In Jane Austen’s Persuasion, we see inside Lady Russell’s mind when the narrator slips into a technique called free indirect speech or free indirect discourse(19). Some critics believe that Austen is the first English novelist to employ this technique. In this technique, the narrator uses the tone and diction of a character but does not put those words within quotation marks and does not attribute those words (either directly or indirectly) to the character. [For example: Sally studied all Saturday night. Had her stinking professors plotted to ruin her weekend?]
The effect of free indirect speech on the reader is like a zoom lens closing in on the mind of the character. Look at the bottom of page 18, and you will see what I mean. First, start looking at the sentence before the free indirect speech begins:. We have first Sir Walter’s reaction to Wentworth’s proposal and then Lady Russell’s:
He thought it a very degrading alliance; and Lady Russell, though with more tempered and pardonable pride, received it as a most unfortunate one.(18)
In this sentence, we hear the narrator’s voice, but with the next paragraph, we are inside Lady Russell’s mind rather than with an objective narrator. Listen!

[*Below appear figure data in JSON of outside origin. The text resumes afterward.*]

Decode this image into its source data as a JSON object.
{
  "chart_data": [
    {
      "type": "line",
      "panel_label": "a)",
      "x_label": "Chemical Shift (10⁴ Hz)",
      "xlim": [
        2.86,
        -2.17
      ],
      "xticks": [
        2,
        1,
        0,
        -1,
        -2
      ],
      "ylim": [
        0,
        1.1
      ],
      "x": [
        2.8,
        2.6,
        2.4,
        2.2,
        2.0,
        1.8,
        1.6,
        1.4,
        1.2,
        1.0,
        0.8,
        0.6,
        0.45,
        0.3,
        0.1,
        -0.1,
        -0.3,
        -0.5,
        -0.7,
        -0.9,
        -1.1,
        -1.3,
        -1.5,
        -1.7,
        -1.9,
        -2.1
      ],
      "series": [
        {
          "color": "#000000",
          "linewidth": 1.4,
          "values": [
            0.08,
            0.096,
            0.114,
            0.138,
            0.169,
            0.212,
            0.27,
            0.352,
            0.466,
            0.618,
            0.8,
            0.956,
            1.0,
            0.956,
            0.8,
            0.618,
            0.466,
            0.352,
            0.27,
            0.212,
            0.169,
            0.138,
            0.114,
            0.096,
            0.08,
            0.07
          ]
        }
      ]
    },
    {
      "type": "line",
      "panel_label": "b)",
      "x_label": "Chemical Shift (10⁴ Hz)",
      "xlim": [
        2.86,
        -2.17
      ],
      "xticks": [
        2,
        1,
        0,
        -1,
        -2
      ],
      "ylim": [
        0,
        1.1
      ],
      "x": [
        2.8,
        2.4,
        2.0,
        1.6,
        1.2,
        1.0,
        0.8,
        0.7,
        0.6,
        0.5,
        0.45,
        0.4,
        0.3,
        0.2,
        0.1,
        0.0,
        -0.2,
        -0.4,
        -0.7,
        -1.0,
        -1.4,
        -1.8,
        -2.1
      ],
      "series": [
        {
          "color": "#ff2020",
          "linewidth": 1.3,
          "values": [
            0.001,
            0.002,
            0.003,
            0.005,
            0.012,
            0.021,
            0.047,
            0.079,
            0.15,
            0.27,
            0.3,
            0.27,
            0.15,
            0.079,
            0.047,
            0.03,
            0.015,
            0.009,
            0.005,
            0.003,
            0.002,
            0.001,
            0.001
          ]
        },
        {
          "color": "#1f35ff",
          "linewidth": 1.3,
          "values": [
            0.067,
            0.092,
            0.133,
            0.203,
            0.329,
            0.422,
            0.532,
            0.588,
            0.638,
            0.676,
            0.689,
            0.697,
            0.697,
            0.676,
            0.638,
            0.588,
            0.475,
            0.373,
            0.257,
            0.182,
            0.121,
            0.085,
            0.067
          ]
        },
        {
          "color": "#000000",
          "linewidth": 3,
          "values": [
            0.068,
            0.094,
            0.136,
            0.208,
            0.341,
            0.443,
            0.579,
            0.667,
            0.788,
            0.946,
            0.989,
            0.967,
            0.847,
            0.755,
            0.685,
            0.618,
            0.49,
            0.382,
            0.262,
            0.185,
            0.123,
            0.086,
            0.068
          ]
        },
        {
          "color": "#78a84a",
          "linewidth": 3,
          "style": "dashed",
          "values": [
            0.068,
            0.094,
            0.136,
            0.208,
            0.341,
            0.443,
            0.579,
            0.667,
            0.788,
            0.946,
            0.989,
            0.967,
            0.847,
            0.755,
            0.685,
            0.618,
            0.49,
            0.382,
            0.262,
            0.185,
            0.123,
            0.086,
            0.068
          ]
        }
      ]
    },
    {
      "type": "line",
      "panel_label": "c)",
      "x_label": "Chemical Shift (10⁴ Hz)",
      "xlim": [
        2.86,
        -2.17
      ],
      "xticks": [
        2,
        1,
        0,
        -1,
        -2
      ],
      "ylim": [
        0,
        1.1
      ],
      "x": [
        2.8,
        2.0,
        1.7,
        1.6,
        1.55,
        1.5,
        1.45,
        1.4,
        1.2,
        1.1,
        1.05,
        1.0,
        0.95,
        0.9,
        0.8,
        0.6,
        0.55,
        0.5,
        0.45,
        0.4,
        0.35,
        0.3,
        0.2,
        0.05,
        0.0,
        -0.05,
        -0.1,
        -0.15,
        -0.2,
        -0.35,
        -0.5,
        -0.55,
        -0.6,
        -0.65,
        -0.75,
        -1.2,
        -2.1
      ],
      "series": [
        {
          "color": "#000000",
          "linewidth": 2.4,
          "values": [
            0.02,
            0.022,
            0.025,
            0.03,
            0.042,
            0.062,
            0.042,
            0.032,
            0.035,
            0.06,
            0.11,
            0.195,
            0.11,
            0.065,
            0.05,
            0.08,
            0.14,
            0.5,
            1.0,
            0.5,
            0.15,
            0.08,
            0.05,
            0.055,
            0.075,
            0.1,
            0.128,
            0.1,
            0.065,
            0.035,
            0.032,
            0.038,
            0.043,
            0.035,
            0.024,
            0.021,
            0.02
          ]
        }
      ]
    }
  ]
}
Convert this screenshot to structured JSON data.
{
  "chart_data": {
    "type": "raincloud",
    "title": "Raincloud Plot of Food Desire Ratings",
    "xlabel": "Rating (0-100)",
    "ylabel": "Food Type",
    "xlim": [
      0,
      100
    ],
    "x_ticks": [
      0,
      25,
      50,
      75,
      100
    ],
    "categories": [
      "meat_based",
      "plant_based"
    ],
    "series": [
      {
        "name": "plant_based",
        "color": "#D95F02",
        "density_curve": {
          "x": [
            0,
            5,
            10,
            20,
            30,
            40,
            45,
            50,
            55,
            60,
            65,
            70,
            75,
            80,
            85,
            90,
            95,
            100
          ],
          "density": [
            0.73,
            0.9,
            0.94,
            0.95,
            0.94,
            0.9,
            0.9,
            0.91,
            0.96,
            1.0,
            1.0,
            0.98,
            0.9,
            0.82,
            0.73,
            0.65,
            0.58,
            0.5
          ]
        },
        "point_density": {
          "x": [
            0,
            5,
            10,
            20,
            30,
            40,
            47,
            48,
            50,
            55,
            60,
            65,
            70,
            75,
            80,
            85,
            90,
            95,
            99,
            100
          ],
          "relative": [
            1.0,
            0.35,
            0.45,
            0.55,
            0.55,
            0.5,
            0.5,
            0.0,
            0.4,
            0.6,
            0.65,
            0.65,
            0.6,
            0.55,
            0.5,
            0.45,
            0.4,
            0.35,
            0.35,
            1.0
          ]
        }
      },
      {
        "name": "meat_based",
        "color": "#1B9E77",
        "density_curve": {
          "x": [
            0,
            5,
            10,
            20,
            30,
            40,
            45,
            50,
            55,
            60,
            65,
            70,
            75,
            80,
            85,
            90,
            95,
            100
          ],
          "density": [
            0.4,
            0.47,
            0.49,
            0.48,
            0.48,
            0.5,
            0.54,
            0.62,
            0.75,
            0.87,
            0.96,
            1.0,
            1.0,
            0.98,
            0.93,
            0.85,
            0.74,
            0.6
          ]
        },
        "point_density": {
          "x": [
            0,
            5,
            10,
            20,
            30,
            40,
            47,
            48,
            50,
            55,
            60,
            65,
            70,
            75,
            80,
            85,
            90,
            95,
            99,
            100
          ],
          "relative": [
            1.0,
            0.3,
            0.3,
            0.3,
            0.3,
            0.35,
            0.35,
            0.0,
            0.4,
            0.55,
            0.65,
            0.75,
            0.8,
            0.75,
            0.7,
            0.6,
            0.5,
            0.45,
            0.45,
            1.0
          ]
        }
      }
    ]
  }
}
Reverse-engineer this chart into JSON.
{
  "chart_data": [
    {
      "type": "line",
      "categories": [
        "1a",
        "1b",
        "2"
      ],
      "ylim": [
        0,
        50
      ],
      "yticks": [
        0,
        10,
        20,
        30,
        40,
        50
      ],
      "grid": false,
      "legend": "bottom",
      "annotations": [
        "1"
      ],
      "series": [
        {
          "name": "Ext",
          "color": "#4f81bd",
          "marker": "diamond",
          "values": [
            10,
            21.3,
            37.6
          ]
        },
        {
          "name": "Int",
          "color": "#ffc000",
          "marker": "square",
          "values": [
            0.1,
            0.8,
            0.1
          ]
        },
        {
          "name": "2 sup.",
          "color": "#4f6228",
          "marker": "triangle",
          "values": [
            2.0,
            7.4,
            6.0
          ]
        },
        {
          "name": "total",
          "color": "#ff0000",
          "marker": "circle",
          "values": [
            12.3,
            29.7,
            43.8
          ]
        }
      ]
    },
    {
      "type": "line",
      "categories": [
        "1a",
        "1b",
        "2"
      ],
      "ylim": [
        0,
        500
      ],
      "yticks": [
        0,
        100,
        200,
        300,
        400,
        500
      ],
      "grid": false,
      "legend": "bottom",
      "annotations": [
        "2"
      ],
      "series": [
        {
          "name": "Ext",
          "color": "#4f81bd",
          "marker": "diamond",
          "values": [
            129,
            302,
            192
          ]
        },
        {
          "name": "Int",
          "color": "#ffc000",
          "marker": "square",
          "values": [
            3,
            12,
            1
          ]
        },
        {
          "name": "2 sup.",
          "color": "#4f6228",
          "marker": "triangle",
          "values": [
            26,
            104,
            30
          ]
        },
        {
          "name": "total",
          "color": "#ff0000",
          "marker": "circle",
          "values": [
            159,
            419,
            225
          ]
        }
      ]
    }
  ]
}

Anne Elliot, with all her claims of birth, beauty, and mind, to throw herself away at nineteen — involve herself at nineteen in an engagement with a young man, who had nothing but himself to recommend him, and no hopes of attaining affluence but in the chances of a most uncertain profession, and no connections to secure even his farther rise in that profession — would be, indeed, a throwing away, which she grieved to think of! Anne Elliot, so young; known to so few, to be snatched off by a stranger without alliance or fortune; or rather sunk by him into a state of most wearing, anxious, youth-killing dependance! It must not be, if by any fair interference of friendship, any representations from one who had almost a mother’s love, and mother’s rights, it would be prevented. (18-19)
Phrases such as “throw herself away” and “snatched off by a stranger” indicate to us that we are no longer in the hands of an objective narrator; rather, we are overhearing the inner workings of Lady Russell’s mind.